El gobierno federal informó que el plan maestro del Aeropuerto Internacional de Santa Lucía (AISL), elaborado por Aeroport de Paris Ingenierie (ADPI), tenía hasta el pasado 30 de junio un avance de 40% y que los proyectos ejecutivos para la reubicación de instalaciones militares dentro de la base militar registraban uno 47.9%, lo anterior, a pesar de que se intentó poner la primera piedra para su construcción el 29 de abril (día en que se dio el banderazo para los trabajos preliminares y estudios específicos).

En ambos casos, se trata de documentos técnicos requeridos para el desarrollo de una infraestructura, porque marcan los parámetros de la ejecución de la obra a seguir en tiempo y forma, además de sus costos.

“Para realizar la primera etapa se tiene un presupuesto de 91,977.8 millones pesos, estimándose iniciar los trabajos a finales de julio del 2019 y concluir los mismos el 21 de junio del 2021”, refiere el Primer Informe de Gobierno del presidente Andrés Manuel López Obrador.

Sin embargo, en el documento no se hace referencia a los amparos del colectivo NoMásDerroches que han impedido que la Secretaría de la Defensa Nacional (Sedena) inicie el Proceso constructivo.

Información de la propia dependencia destaca la importancia de contar con el plan maestro del nuevo aeropuerto, porque “contempla el desarrollo de las distintas zonas del lado aire y lado tierra, así como todas las funciones a desarrollar en la operación del aeropuerto, incluyendo el aeródromo, la terminal de pasajeros, el hub de carga, zona de operaciones terrestres, áreas comerciales, de mantenimiento de aeronaves, etc.”

En ese plan, también se debe identificar “los componentes necesarios y los requisitos de instalaciones mínimos para la primera fase del nuevo desarrollo del aeropuerto”.

Se incrementa costo de predios

Para desarrollar el AISL, de acuerdo con la información difundida por la Sedena, se deben comprar terrenos colindantes con la base militar, lo que requería de una inversión de 3,030.2 millones de pesos (detalladas en la Manifestación de Impacto Ambiental, MIA).

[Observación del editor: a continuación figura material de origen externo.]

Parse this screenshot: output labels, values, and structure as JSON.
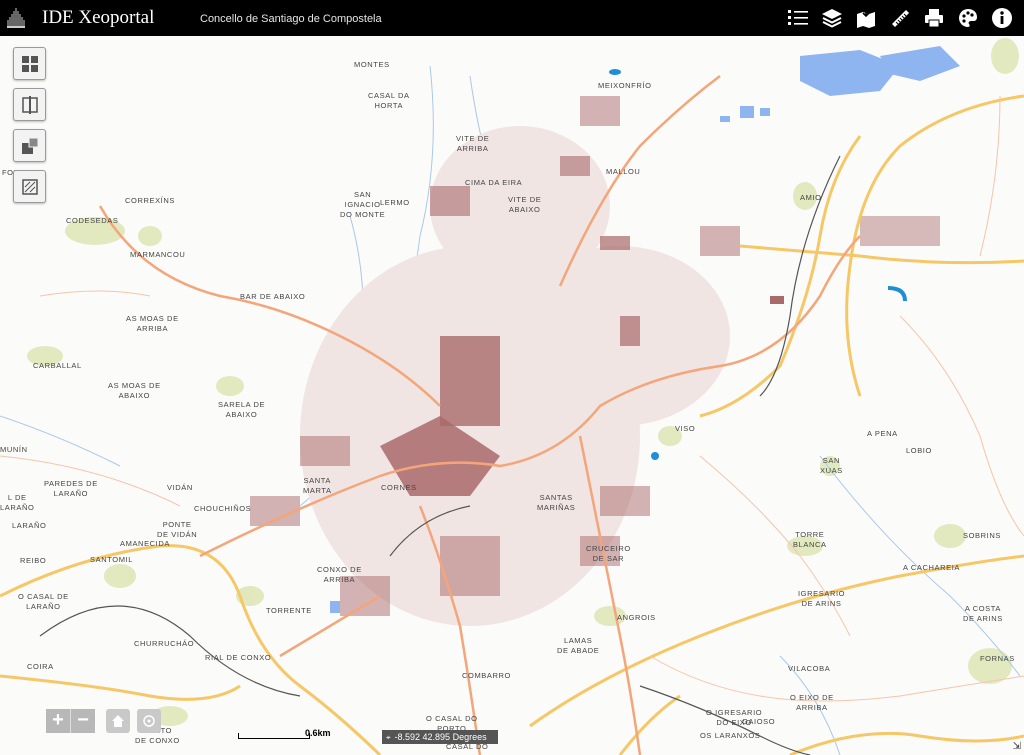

En un primer informe público de esa operación, en el apartado de proyectos regionales del informe presidencial se detalló que: se han adquirido 569.66 hectáreas de predios aledaños, lo cual corresponde a 41.29% de la superficie de amortiguamiento acústico y de seguridad, con un presupuesto de 4,009 millones de pesos para tal fin (lo que representa un incremento del 32 por ciento).

Con respecto a la reubicación de instalaciones militares que se tuvo que hacer para evitar que el Cerro de Paula afectara la operación de una de las pistas, se mencionó que la inversión estimada para ello es de 6,275 millones de pesos, que es la misma cantidad fijada en abril pasado en la MIA.

Otra de las acciones que se dieron a conocer producto de la coordinación entre la Secretaría de Comunicaciones y Transportes, la Sedena y el Grupo Aeroportuario de la Ciudad de México (GACM), es el aprovechamiento para el proyecto aeroportuario de Santa Lucía de los equipos, materiales, mobiliario e instalaciones que estaban considerados para la construcción del aeropuerto en Texcoco. Así, se entregó a resguardo de la Sedena todo el equipo para modelado virtual de información, licencias y programas para instrumentación y equipo topográfico que estaba en poder del GACM y que se estaba utilizando en Texcoco, incluso para la pista seis que estaba a cargo de misma Sedena y contaba con un campamento militar que será trasladado a Santa Lucía.